A la mañana siguiente teníamos un juicio en el tribunal de apelación. Por asociación ilícita y estafa, precisamente, y había venido para pagar. Por eso yo no quería conocer el origen del dinero que estaba a punto de entregarme. Pero, aun así, él me lo dijo.
– Abogado, he acertado una combinación de tres aciertos, correspondiente a las extracciones de la sede de la Lotto de Bari. La primera vez en mi vida.
Puso una cara muy rara, Pupuccio el Negro. Me dije que era la cara de alguien que se había pasado la vida robando y ahora no se podía creer que hubiera ganado algo. Me dije que, como muchos otros, se dedicaba a robar y a estafar porque no se le había ofrecido otra opción. Me dije que me estaba volviendo gilipollas por momentos y que me deslizaba sin remedio hacia lo patético.

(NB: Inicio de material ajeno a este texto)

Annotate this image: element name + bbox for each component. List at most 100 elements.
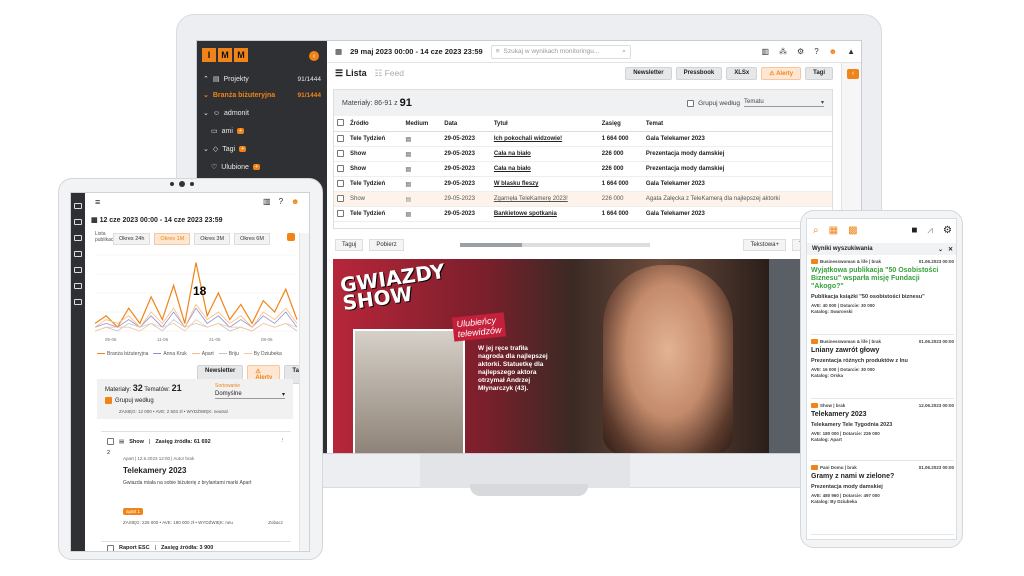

Así que llamé a Maria Teresa y le confié el dinero que él había dejado encima del escritorio; después Pupuccio y yo repasamos lo que ocurriría al día siguiente.
Teníamos dos posibilidades, le dije. La primera era ir a juicio; en primera instancia lo habían condenado a cuatro años -pocos, pensé yo, para todas las estafas que había cometido- y yo podía intentar conseguir que lo absolvieran. Pero si se confirmaba la sentencia no tardaría en regresar a la cárcel. La segunda era cerrar un acuerdo con el sustituto del fiscal general. Por norma, a los fiscales generales sustitutos -y también a los jueces del tribunal de apelación- les gustan los acuerdos. Todo va muy rápido, la vista termina a media mañana y cada cual puede regresar tranquilamente a su casa o a donde le dé la gana.